REELWORLD'S 2020 AWARD OF EXCELLENCE RECIPIENT
CLEMENT VIRGO

The Award of Excellence honours Canadian industry leaders whose creative excellence over decades has impacted the representation of Canada's diversity positively nationally and internationally.  We are proud to announce our 2020 Award of Excellence Recipient is Clement Virgo.  Join us in congratulating Clement on his Award at our Awards Presentation October 19th, 4:30PM. Tune in for our One-on-One industry panel with Clement on October 16th at 3:00 PM. 

Clement Virgo is one of Canada’s foremost directors. TV directing credits include Empire, The Wire, The L Word, American Crime, and the OWN series Greenleaf, where he also served as Executive Producer with Oprah Winfrey. He is currently developing BLOOM with Callie Khouri through the Obamas’ production company, Higher Ground Productions. In 2015, Virgo directed and co-wrote a miniseries adaptation of Lawrence Hill’s The Book of Negroes. It won 12 Canadian Screen Awards, was nominated for two U.S. Critics Choice Television Awards and four 2015 NAACP Image Awards. Virgo’s feature films include the boxing drama Poor Boy’s Game and the provocative Lie With Me. His films have premiered at top tier festivals including Cannes, Berlinale and TIFF. Virgo’s debut film, Rude premiered at Cannes in 1995. It was recently featured in Locarno’s Blacklight Retrospective, showcasing international Black cinema of the 20th century.

"DO NOT WAIT FOR PERMISSION TO MAKE YOUR OWN STORY."
-Clement Virgo
Read our exclusive interview with Clement below:

"It is my honour to be the recipient of the 2020 Reelworld Award of Excellence. For twenty years, Reelworld has been a pioneer of creating inclusion and access for Black, Indigenous, and Canadian people of colour in the screen-based industries. As an organization, Reelworld understands the value of supporting these racialized groups and the critical mandate to focus only on Canadian talent. As a young filmmaker, Reelworld was a vital supporter of my work and will be for the next generations of screen-based artists."

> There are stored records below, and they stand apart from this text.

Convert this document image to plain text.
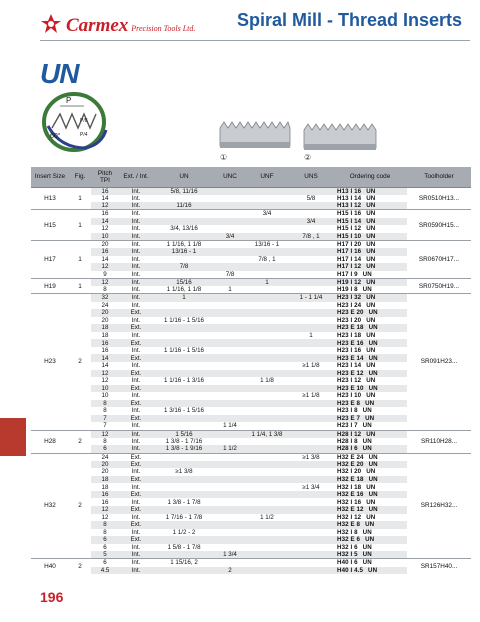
Carmex Precision Tools Ltd. Spiral Mill - Thread Inserts
UN
P
60°
P/8
P/4
①	②
Insert Size	Fig.	Pitch
TPI	Ext. / Int.	UN	UNC	UNF	UNS	Ordering code	Toolholder
H13	1	16	Int.	5/8, 11/16				H13 I 16 UN	SR0510H13...
		14	Int.				5/8	H13 I 14 UN	
		12	Int.	11/16				H13 I 12 UN	
H15	1	16	Int.			3/4		H15 I 16 UN	SR0590H15...
		14	Int.				3/4	H15 I 14 UN	
		12	Int.	3/4, 13/16				H15 I 12 UN	
		10	Int.		3/4		7/8 , 1	H15 I 10 UN	
H17	1	20	Int.	1 1/16, 1 1/8		13/16 - 1		H17 I 20 UN	SR0670H17...
		16	Int.	13/16 - 1				H17 I 16 UN	
		14	Int.			7/8 , 1		H17 I 14 UN	
		12	Int.	7/8				H17 I 12 UN	
		9	Int.		7/8			H17 I 9 UN	
H19	1	12	Int.	15/16		1		H19 I 12 UN	SR0750H19...
		8	Int.	1 1/16, 1 1/8	1			H19 I 8 UN	
H23	2	32	Int.	1			1 - 1 1/4	H23 I 32 UN	SR091H23...
		24	Int.					H23 I 24 UN	
		20	Ext.					H23 E 20 UN	
		20	Int.	1 1/16 - 1 5/16				H23 I 20 UN	
		18	Ext.					H23 E 18 UN	
		18	Int.				1	H23 I 18 UN	
		16	Ext.					H23 E 16 UN	
		16	Int.	1 1/16 - 1 5/16				H23 I 16 UN	
		14	Ext.					H23 E 14 UN	
		14	Int.				≥1 1/8	H23 I 14 UN	
		12	Ext.					H23 E 12 UN	
		12	Int.	1 1/16 - 1 3/16		1 1/8		H23 I 12 UN	
		10	Ext.					H23 E 10 UN	
		10	Int.				≥1 1/8	H23 I 10 UN	
		8	Ext.					H23 E 8 UN	
		8	Int.	1 3/16 - 1 5/16				H23 I 8 UN	
		7	Ext.					H23 E 7 UN	
		7	Int.		1 1/4			H23 I 7 UN	
H28	2	12	Int.	1 5/16		1 1/4, 1 3/8		H28 I 12 UN	SR110H28...
		8	Int.	1 3/8 - 1 7/16				H28 I 8 UN	
		6	Int.	1 3/8 - 1 9/16	1 1/2			H28 I 6 UN	
H32	2	24	Ext.				≥1 3/8	H32 E 24 UN	SR126H32...
		20	Ext.					H32 E 20 UN	
		20	Int.	≥1 3/8				H32 I 20 UN	
		18	Ext.					H32 E 18 UN	
		18	Int.				≥1 3/4	H32 I 18 UN	
		16	Ext.					H32 E 16 UN	
		16	Int.	1 3/8 - 1 7/8				H32 I 16 UN	
		12	Ext.					H32 E 12 UN	
		12	Int.	1 7/16 - 1 7/8		1 1/2		H32 I 12 UN	
		8	Ext.					H32 E 8 UN	
		8	Int.	1 1/2 - 2				H32 I 8 UN	
		6	Ext.					H32 E 6 UN	
		6	Int.	1 5/8 - 1 7/8				H32 I 6 UN	
		5	Int.		1 3/4			H32 I 5 UN	
H40	2	6	Int.	1 15/16, 2				H40 I 6 UN	SR157H40...
		4.5	Int.		2			H40 I 4.5 UN	
196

Q: What drives and inspires you?

What drives me is to be the best version of myself personally, creatively and otherwise. I am inspired by people who are courageous and who look to push beyond their limitations and encourage others.

Q: Has the increase in technology in the industry affected your creative process?

The technology has not affected my process, technology for me is just a tool. The creative process is essentially the same. Technology has made it easier, faster and cheaper to make films, and created more democracy in the industry. But in terms of my creative process, it’s still trying to come up with an idea and to realize it to the fullest of my ability. 

Q: What frustrates you about our industry?

The amount of time it takes to execute an idea from conception to completion. Sometimes it takes only a short time, but other times it can take years to fully realize an idea. That can be frustrating.

Q: If you were starting your career right now, what steps would you take? What programs do you see as most valuable for new filmmakers?

I would focus on learning the craft of filmmaking. I would watch as many movies, watch as many television shows and read as many scripts that I could, and try to evaluate them to see why they work. Now it is easier and cheaper to make films. When I started, I had to shoot on film, which is expensive. It’s a bit of a cliché, but now you can shoot a film on a phone. There are an abundance of ways to make your first film, and a number of programs that give you that opportunity. But I would always start with the craft, studying the history of cinema, looking at the masters and trying to dissect and figure out why those films work.

Q: What advice would you like emerging talent to have?

It takes more than talent. It takes a lot of perseverance and work. The space between what the conception of the idea and the finished product is work. To survive in this industry, you have to be resilient, study the craft and persevere through those obstacles.

Q: What is the best advice anyone has given you?

If you want to be a director learn how to write. Writing your own story is the fastest way to getting your project made. If you want to write, spend everyday writing and reading scripts. Do not wait for permission to make your own story.